Material Moving Workers, All Other

These workers keep products moving between trucks, storage areas, production lines, and shipping zones. The job is hands-on and practical: stacking, sorting, loading, and moving heavy items with carts, pallet jacks, or other equipment. The tradeoff is straightforward—it's one of the easier jobs to enter, but the pay is modest and the work is repetitive, physical, and often tied to shift schedules.

Also known as Material HandlerWarehouse AssociateDock WorkerFreight HandlerLoader/Unloader
Median Salary
$41,690
Mean $46,650
U.S. Workforce
~25K
3.1K openings per year
10-Year Growth
+4.3%
27.7K to 28.9K
Entry Education
No formal educational credential
+ None experience

What This Role Looks Like in Practice

Material Moving Workers, All Other sits in the Trades category. In practical terms, this role combines day-to-day execution, cross-team coordination, and consistent decision-making under real business constraints.

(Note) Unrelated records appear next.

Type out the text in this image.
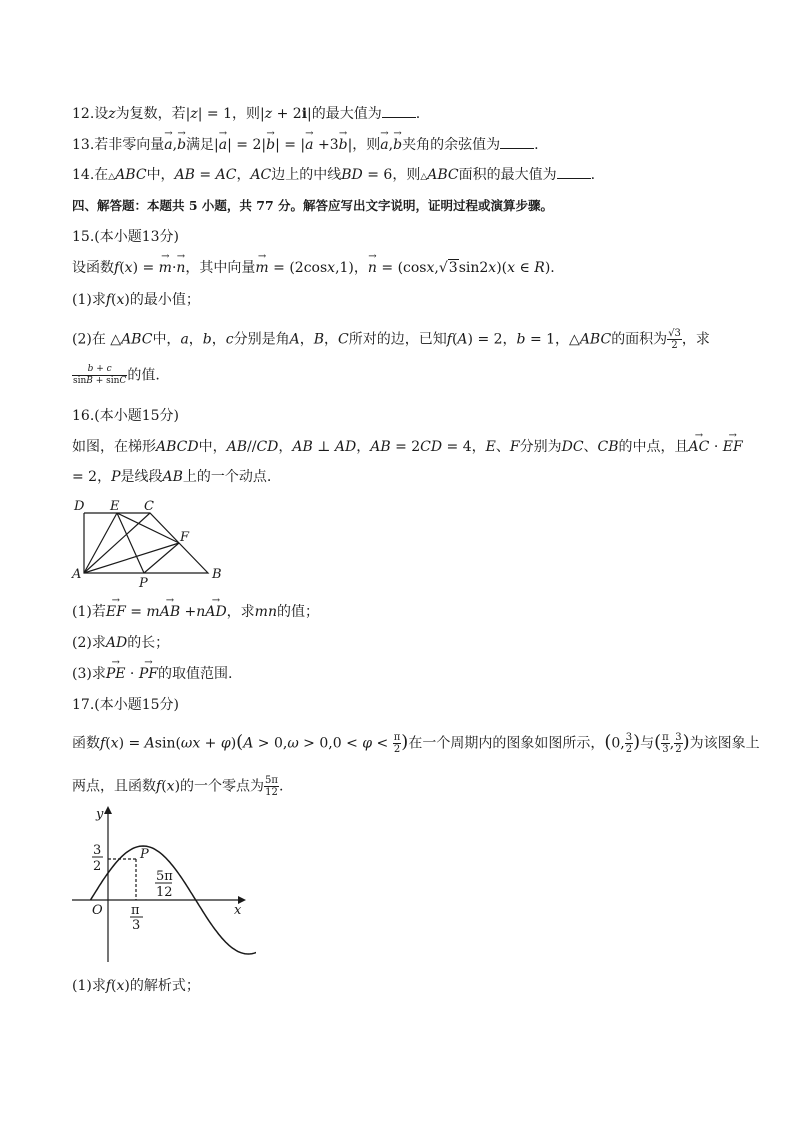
12.设z为复数，若|z| = 1，则|z + 2i|的最大值为 .
13.若非零向量→ a,→ b满足|→ a| = 2|→ b| = |→ a +3→ b|，则→ a,→ b夹角的余弦值为 .
14.在△ABC中，AB = AC，AC边上的中线BD = 6，则△ABC面积的最大值为 .
四、解答题：本题共 5 小题，共 77 分。解答应写出文字说明，证明过程或演算步骤。
15.(本小题13分)
设函数f(x) = → m·→ n，其中向量→ m = (2cosx,1)，→ n = (cosx,√3sin2x)(x ∈ R).
(1)求f(x)的最小值；
(2)在 △ABC中，a，b，c分别是角A，B，C所对的边，已知f(A) = 2，b = 1，△ABC的面积为 $\frac{√3}{2}$ ，求
$\frac{b + c}{\sin B + \sin C}$ 的值.
16.(本小题15分)
如图，在梯形ABCD中，AB//CD，AB ⊥ AD，AB = 2CD = 4，E、F分别为DC、CB的中点，且→ AC · → EF
= 2，P是线段AB上的一个动点.
D E C
F
A
P
B
(1)若→ EF = m→ AB +n→ AD，求mn的值；
(2)求AD的长；
(3)求→ PE · → PF的取值范围.
17.(本小题15分)
函数$f(x) = Asin(\omega x + \varphi)(A > 0,\omega > 0,0 < \varphi < \frac{\pi}{2}$ )在一个周期内的图象如图所示，(0, $\frac{3}{2}$ )与( $\frac{\pi}{3}$ , $\frac{3}{2}$ )为该图象上
两点，且函数f(x)的一个零点为 $\frac{5\pi}{12}$ .
y
x
O
P
3
2
5π
12
π
3
(1)求f(x)的解析式；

U.S. employment is currently about ~25K workers, with a median annual pay of $41,690 and roughly 3.1K openings each year. Based on BLS projections, total employment is expected to grow from 27.7 K in 2024 to 28.9K in 2034.

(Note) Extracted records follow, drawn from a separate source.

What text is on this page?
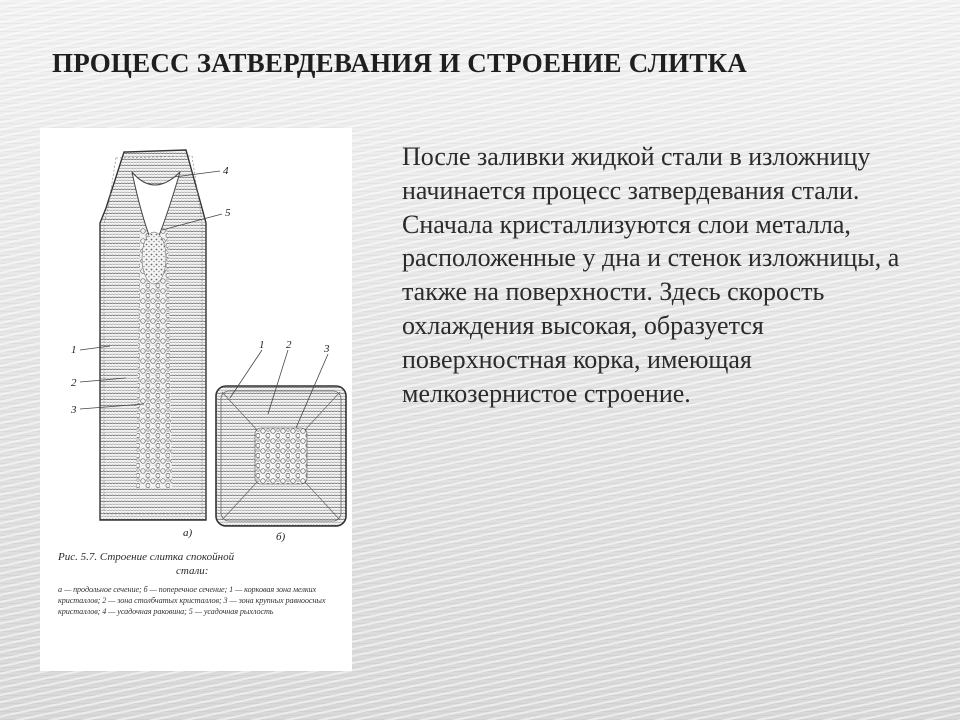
ПРОЦЕСС ЗАТВЕРДЕВАНИЯ И СТРОЕНИЕ СЛИТКА
4
5
1
2
3
1 2	3
а)	б)
Рис. 5.7. Строение слитка спокойной
стали:
а — продольное сечение; б — поперечное сечение; 1 — корковая зона мелких кристаллов; 2 — зона столбчатых кристаллов; 3 — зона крупных равноосных кристаллов; 4 — усадочная раковина; 5 — усадочная рыхлость

После заливки жидкой стали в изложницу начинается процесс затвердевания стали.

Сначала кристаллизуются слои металла, расположенные у дна и стенок изложницы, а также на поверхности. Здесь скорость охлаждения высокая, образуется поверхностная корка, имеющая мелкозернистое строение.
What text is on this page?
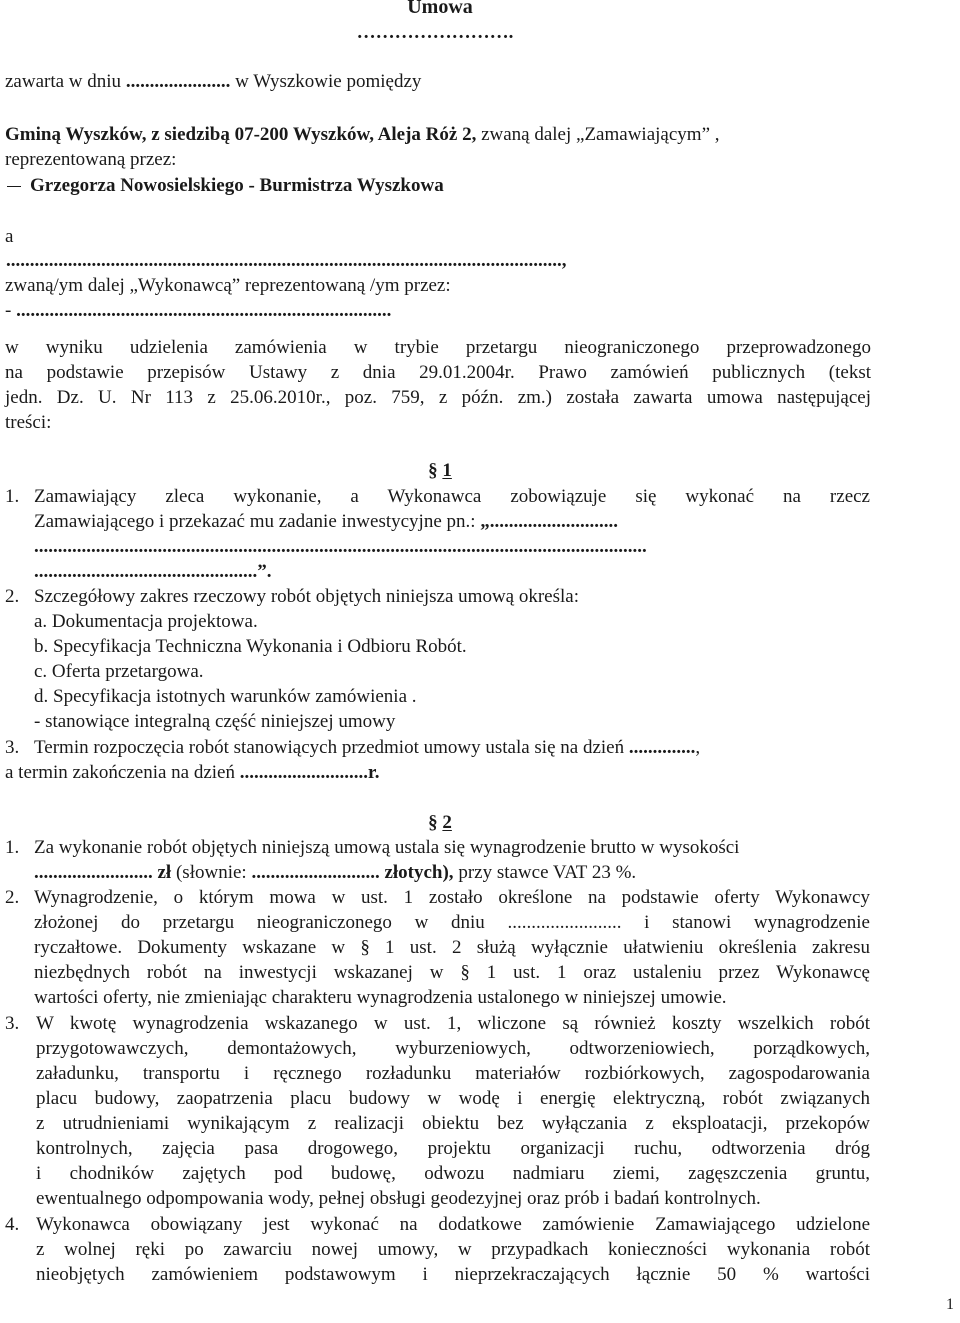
Umowa
…………………….
zawarta w dniu ...................... w Wyszkowie pomiędzy
Gminą Wyszków, z siedzibą 07-200 Wyszków, Aleja Róż 2, zwaną dalej „Zamawiającym” ,
reprezentowaną przez:
Grzegorza Nowosielskiego - Burmistrza Wyszkowa
a
.....................................................................................................................,
zwaną/ym dalej „Wykonawcą” reprezentowaną /ym przez:
- ...............................................................................
w wyniku udzielenia zamówienia w trybie przetargu nieograniczonego przeprowadzonego
na podstawie przepisów Ustawy z dnia 29.01.2004r. Prawo zamówień publicznych (tekst
jedn. Dz. U. Nr 113 z 25.06.2010r., poz. 759, z późn. zm.) została zawarta umowa następującej
treści:
§ 1
1. Zamawiający zleca wykonanie, a Wykonawca zobowiązuje się wykonać na rzecz
Zamawiającego i przekazać mu zadanie inwestycyjne pn.: „...........................
.................................................................................................................................
...............................................”.
2. Szczegółowy zakres rzeczowy robót objętych niniejsza umową określa:
a. Dokumentacja projektowa.
b. Specyfikacja Techniczna Wykonania i Odbioru Robót.
c. Oferta przetargowa.
d. Specyfikacja istotnych warunków zamówienia .
- stanowiące integralną część niniejszej umowy
3. Termin rozpoczęcia robót stanowiących przedmiot umowy ustala się na dzień ..............,
a termin zakończenia na dzień ...........................r.
§ 2
1. Za wykonanie robót objętych niniejszą umową ustala się wynagrodzenie brutto w wysokości
......................... zł (słownie: ........................... złotych), przy stawce VAT 23 %.
2. Wynagrodzenie, o którym mowa w ust. 1 zostało określone na podstawie oferty Wykonawcy
złożonej do przetargu nieograniczonego w dniu ........................ i stanowi wynagrodzenie
ryczałtowe. Dokumenty wskazane w § 1 ust. 2 służą wyłącznie ułatwieniu określenia zakresu
niezbędnych robót na inwestycji wskazanej w § 1 ust. 1 oraz ustaleniu przez Wykonawcę
wartości oferty, nie zmieniając charakteru wynagrodzenia ustalonego w niniejszej umowie.
3. W kwotę wynagrodzenia wskazanego w ust. 1, wliczone są również koszty wszelkich robót
przygotowawczych, demontażowych, wyburzeniowych, odtworzeniowiech, porządkowych,
załadunku, transportu i ręcznego rozładunku materiałów rozbiórkowych, zagospodarowania
placu budowy, zaopatrzenia placu budowy w wodę i energię elektryczną, robót związanych
z utrudnieniami wynikającym z realizacji obiektu bez wyłączania z eksploatacji, przekopów
kontrolnych, zajęcia pasa drogowego, projektu organizacji ruchu, odtworzenia dróg
i chodników zajętych pod budowę, odwozu nadmiaru ziemi, zagęszczenia gruntu,
ewentualnego odpompowania wody, pełnej obsługi geodezyjnej oraz prób i badań kontrolnych.
4. Wykonawca obowiązany jest wykonać na dodatkowe zamówienie Zamawiającego udzielone
z wolnej ręki po zawarciu nowej umowy, w przypadkach konieczności wykonania robót
nieobjętych zamówieniem podstawowym i nieprzekraczających łącznie 50 % wartości
1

Most hiring paths start with No formal educational credential, and employers typically expect none of related experience. Many careers in this track begin around Loading Dock Assistant and can progress toward Lead Material Handler. High-value skills usually include Forklift Operation, Pallet Jack & Powered Industrial Truck Safety, Palletizing, Staging & Load Securing, and Handheld Scanners, Barcode Systems & WMS, paired with soft skills such as Attention to detail, Physical stamina, and Teamwork.

Core Responsibilities

A Day in the Life

01 Move boxes, pallets, and other materials from delivery trucks, storage racks, or production lines to where they need to go.
02 Load and unload shipments by hand or with carts, dollies, pallet jacks, and similar equipment.
03 Sort items by destination, product type, or order so they can be stored or shipped correctly.
04 Wrap, stack, label, and secure loads so goods do not tip over or get damaged in transit.
05 Check shipment counts, scan barcodes, and compare what arrived with the paperwork or system record.
06 Keep the work area clear, report damaged goods or broken equipment, and follow safety rules around heavy loads and moving machinery.

Industries That Hire

📦
Warehousing & Logistics
Amazon, UPS, FedEx
🛒
Retail Distribution
Walmart, Target, Costco
🏭
Manufacturing
Toyota, Procter & Gamble, GE Appliances
🧊
Food Processing & Cold Storage
Cargill, Tyson Foods, PepsiCo
🚢
Ports, Freight & Transportation
Maersk, CSX, DHL Supply Chain

Pros and Cons

Advantages
+ It is one of the easier jobs to enter: BLS lists no formal educational credential and short-term on-the-job training.
+ There are a lot of openings for a niche role, with about 25,190 workers now and roughly 3.1K annual openings.
+ The work is practical and easy to understand, so you can start contributing quickly without years of school.
+ It can be a stepping-stone to forklift, inventory, or shipping roles if you want to move into a more specialized job.
+ The job exists in many industries, from warehouses and factories to retail distribution and freight, which can make it easier to find work in different locations.
Challenges
- The pay is modest for physically demanding work: the median is $41,690 and the mean is only $46,650.
- Growth is not strong, at 4.3% through 2034, so this is not a high-expansion field.
- A lot of the work is repetitive lifting, carrying, and sorting, which can wear down your body over time.
- This role is often a career ceiling rather than a launchpad, because many employers use it for entry-level labor and promote only a small number of workers into lead or equipment roles.
- Automation and warehouse equipment can replace some manual-moving tasks, so the most basic parts of the job are vulnerable over the long term.